# Black Rat Snake vs. Chicken Egg



## Hedorah99 (Aug 12, 2007)

Now if I can only get him to eat tofu....


I had read that Black Rats had been seen raiding bird and chicken nests in the wild but just kinda dismissed it as a myth. Some of the camp groups at the zoo found some pics of one at another zoo eating a chicken egg, so I decided to see if our 17 year old male BRS would like one. Surprisingly he began to eat it with no coaxing. I held it in front of his mouth with some tongs and he grabbed it after only a few seconds of smelling it. I had put a crack in the egg just to make sure he could crush it after swallowing it. The whole thing took about 20 minutes start to finish. Here are a few pictures taken by one of my interns.


----------



## froggyman (Aug 12, 2007)

hows the attitude on those??


----------



## Hedorah99 (Aug 12, 2007)

froggyman said:


> hows the attitude on those??


This guy has been in captivity 15+ years. He is a sweet heart except when he is getting close to a shed. His mate was really easy going and all their offspring I have raised are pretty easy going. That being said, the one wild one I had my hands on was forged by Lucifer himself. I dunno if he is the one exception, but they are a generally laid back snake.


----------



## froggyman (Aug 12, 2007)

maybe CB makes them more docile?


----------



## Hedorah99 (Aug 12, 2007)

froggyman said:


> maybe CB makes them more docile?


Just being handled and being around people does. We have an eastern milk snake that was wild caught that now tolerates prolonged contact and being fed via tweezer. We even have a northern water snake that I regularly use for education programs. Some snakes just require more attention than others.


----------



## froggyman (Aug 12, 2007)

cool thanks!


----------



## Schlyne (Aug 12, 2007)

I know you said you cracked the shell for him, did he crack the egg after swallow and regurge the shell like regular egg eating snakes?


----------



## Hedorah99 (Aug 12, 2007)

Schlyne said:


> I know you said you cracked the shell for him, did he crack the egg after swallow and regurge the shell like regular egg eating snakes?

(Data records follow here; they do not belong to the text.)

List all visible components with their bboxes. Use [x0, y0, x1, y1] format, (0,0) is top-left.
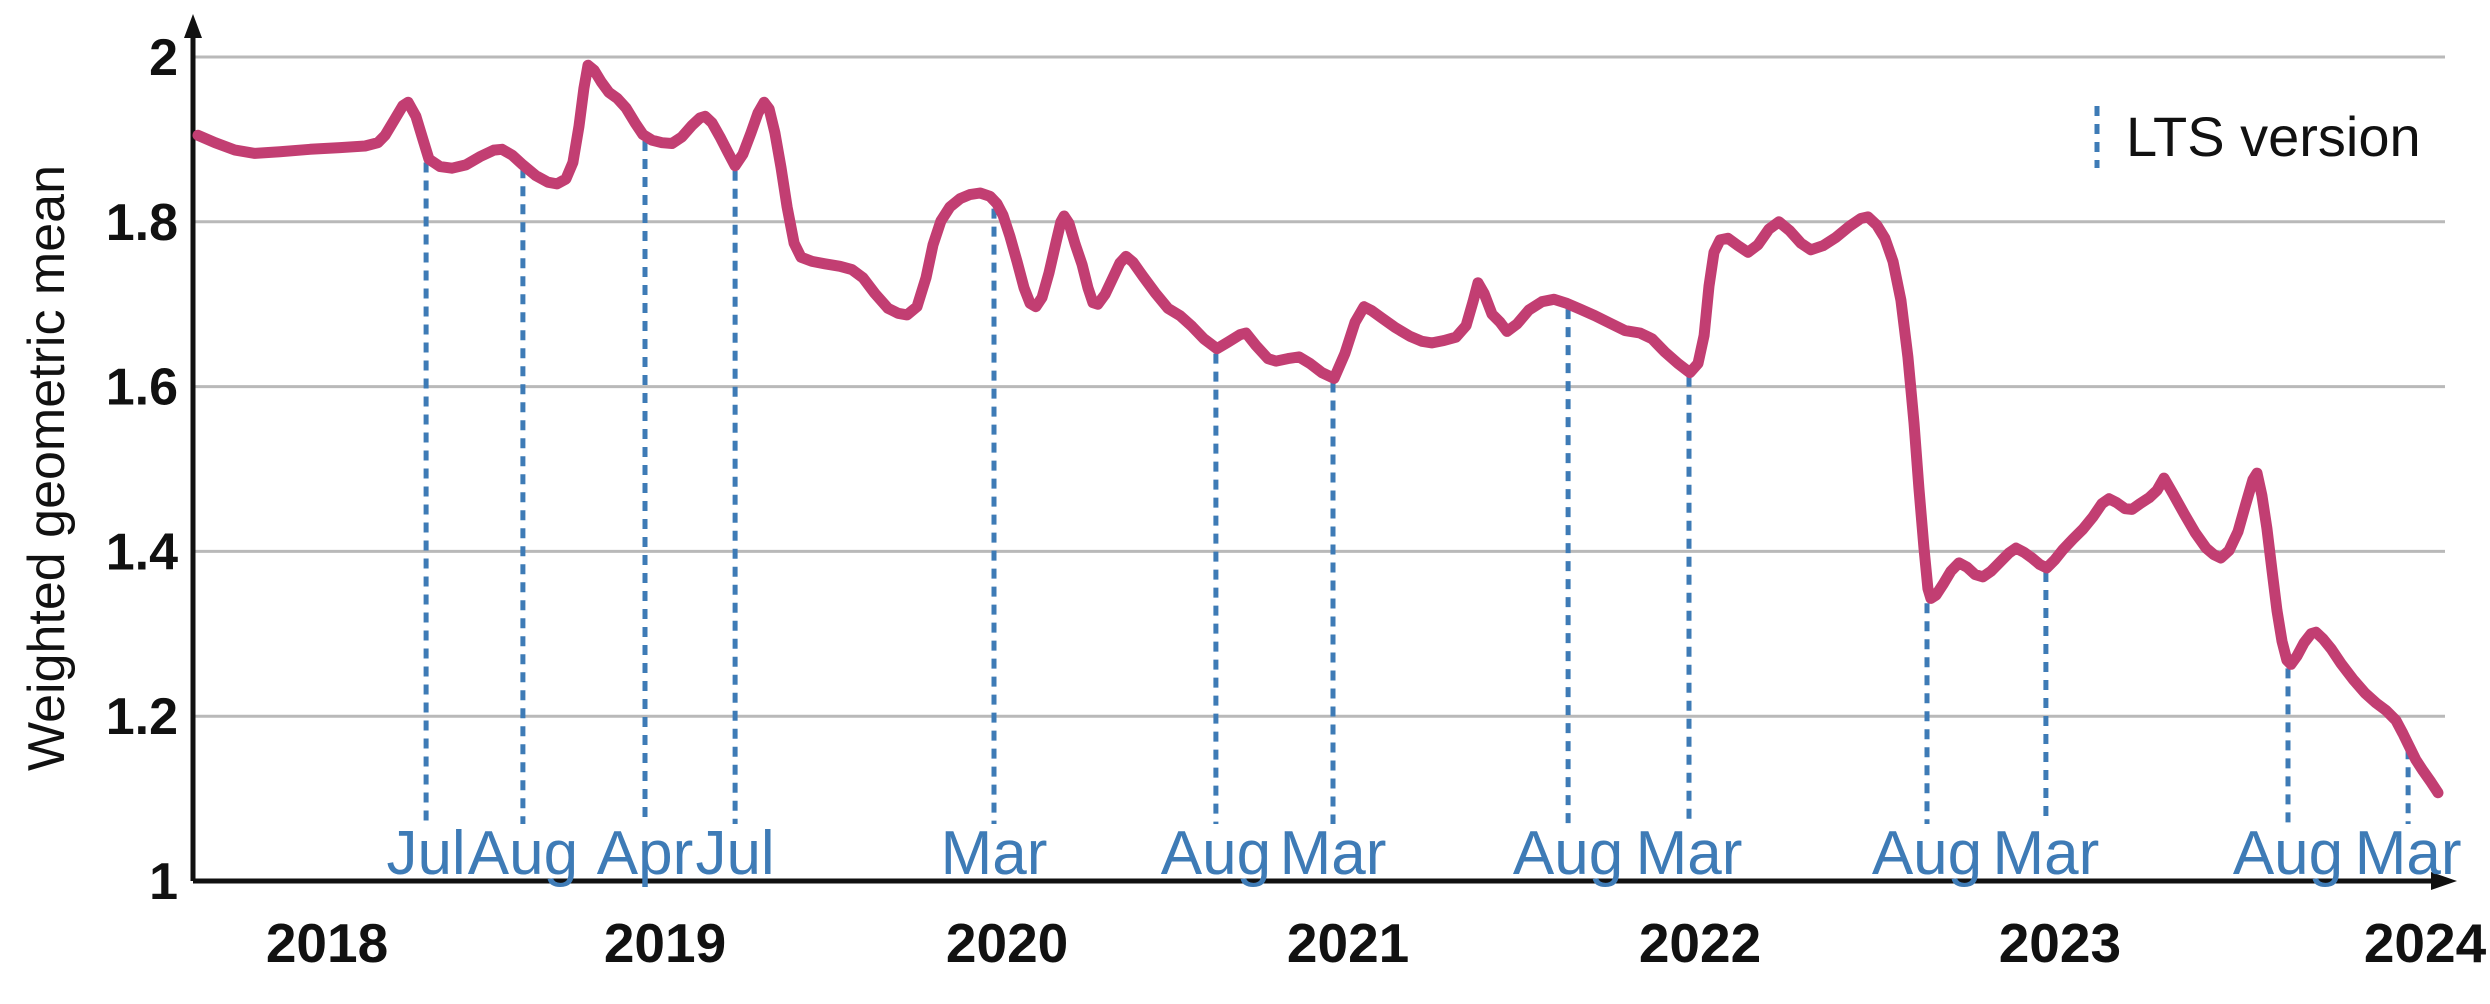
year-tick-label: 2024 — [2364, 912, 2487, 974]
x-axis-arrow-icon — [2431, 872, 2457, 890]
y-tick-label: 1 — [149, 853, 178, 911]
y-axis-arrow-icon — [184, 14, 202, 38]
year-tick-label: 2022 — [1639, 912, 1761, 974]
y-tick-label: 1.6 — [106, 359, 178, 417]
y-tick-label: 1.2 — [106, 688, 178, 746]
lts-month-label: Jul — [695, 819, 774, 888]
lts-month-label: Mar — [1280, 819, 1387, 888]
lts-dashed-line-icon — [2092, 104, 2102, 168]
series-line — [192, 59, 2444, 799]
lts-month-label: Aug — [1161, 819, 1271, 888]
y-axis-title: Weighted geometric mean — [18, 164, 76, 772]
year-tick-label: 2021 — [1287, 912, 1409, 974]
y-tick-label: 1.8 — [106, 194, 178, 252]
y-tick-label: 1.4 — [106, 523, 178, 581]
year-tick-label: 2023 — [1999, 912, 2121, 974]
lts-month-label: Apr — [597, 819, 693, 888]
year-tick-label: 2020 — [946, 912, 1068, 974]
lts-month-label: Jul — [386, 819, 465, 888]
lts-month-label: Aug — [1872, 819, 1982, 888]
year-tick-label: 2018 — [266, 912, 388, 974]
lts-month-label: Aug — [1513, 819, 1623, 888]
legend: LTS version — [2092, 104, 2421, 168]
lts-month-label: Aug — [2233, 819, 2343, 888]
year-tick-label: 2019 — [604, 912, 726, 974]
legend-label: LTS version — [2126, 104, 2421, 168]
lts-month-label: Aug — [468, 819, 578, 888]
lts-month-label: Mar — [1993, 819, 2100, 888]
lts-month-label: Mar — [1636, 819, 1743, 888]
y-tick-label: 2 — [149, 29, 178, 87]
lts-month-label: Mar — [2355, 819, 2462, 888]
lts-month-label: Mar — [941, 819, 1048, 888]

I didn't find any shell remnants in the exhibit afterwards. Not saying I won't find any, but I am pretty sure he didn't spit them out.


----------



## arrowhd (Aug 12, 2007)

Back when I was a kid, my grandparents lived on a farm.  They had laying chickens.  There was a black rat snake that lived out in the barn.  You would often see it curled up in the rafters.  Every once in awhile you would find it in with the eggs.  The chickens would go crazy but it only ate the eggs.  You could see the eggs inside of it very clearly.  My grandfather would prod it with a stick and get it away from the eggs.  He always told me not to hurt it because it ate all the rats and mice.  This is how I developed a love and respect for snakes.  You could pick it up if it was in a good mood, but we didn't very often.  It was around 6-7 ft.  All the wild rat snakes I've been around were pretty honery.  Had a friend that owned one that she found as a baby.  It was very docile, but was handled regularly.  Nice pictures!


----------



## kahoy (Aug 13, 2007)

Hedorah99's snake has an egg on its mouth... way too early for easter...


----------



## Taceas (Aug 14, 2007)

Now if only I could convince the black rat snakes around here that eating eggs and chicks was a myth.  

I can't have any pigeon eggs or chicks for the damned things getting in and eating them. It's every week I'm relocating one or two of them.


----------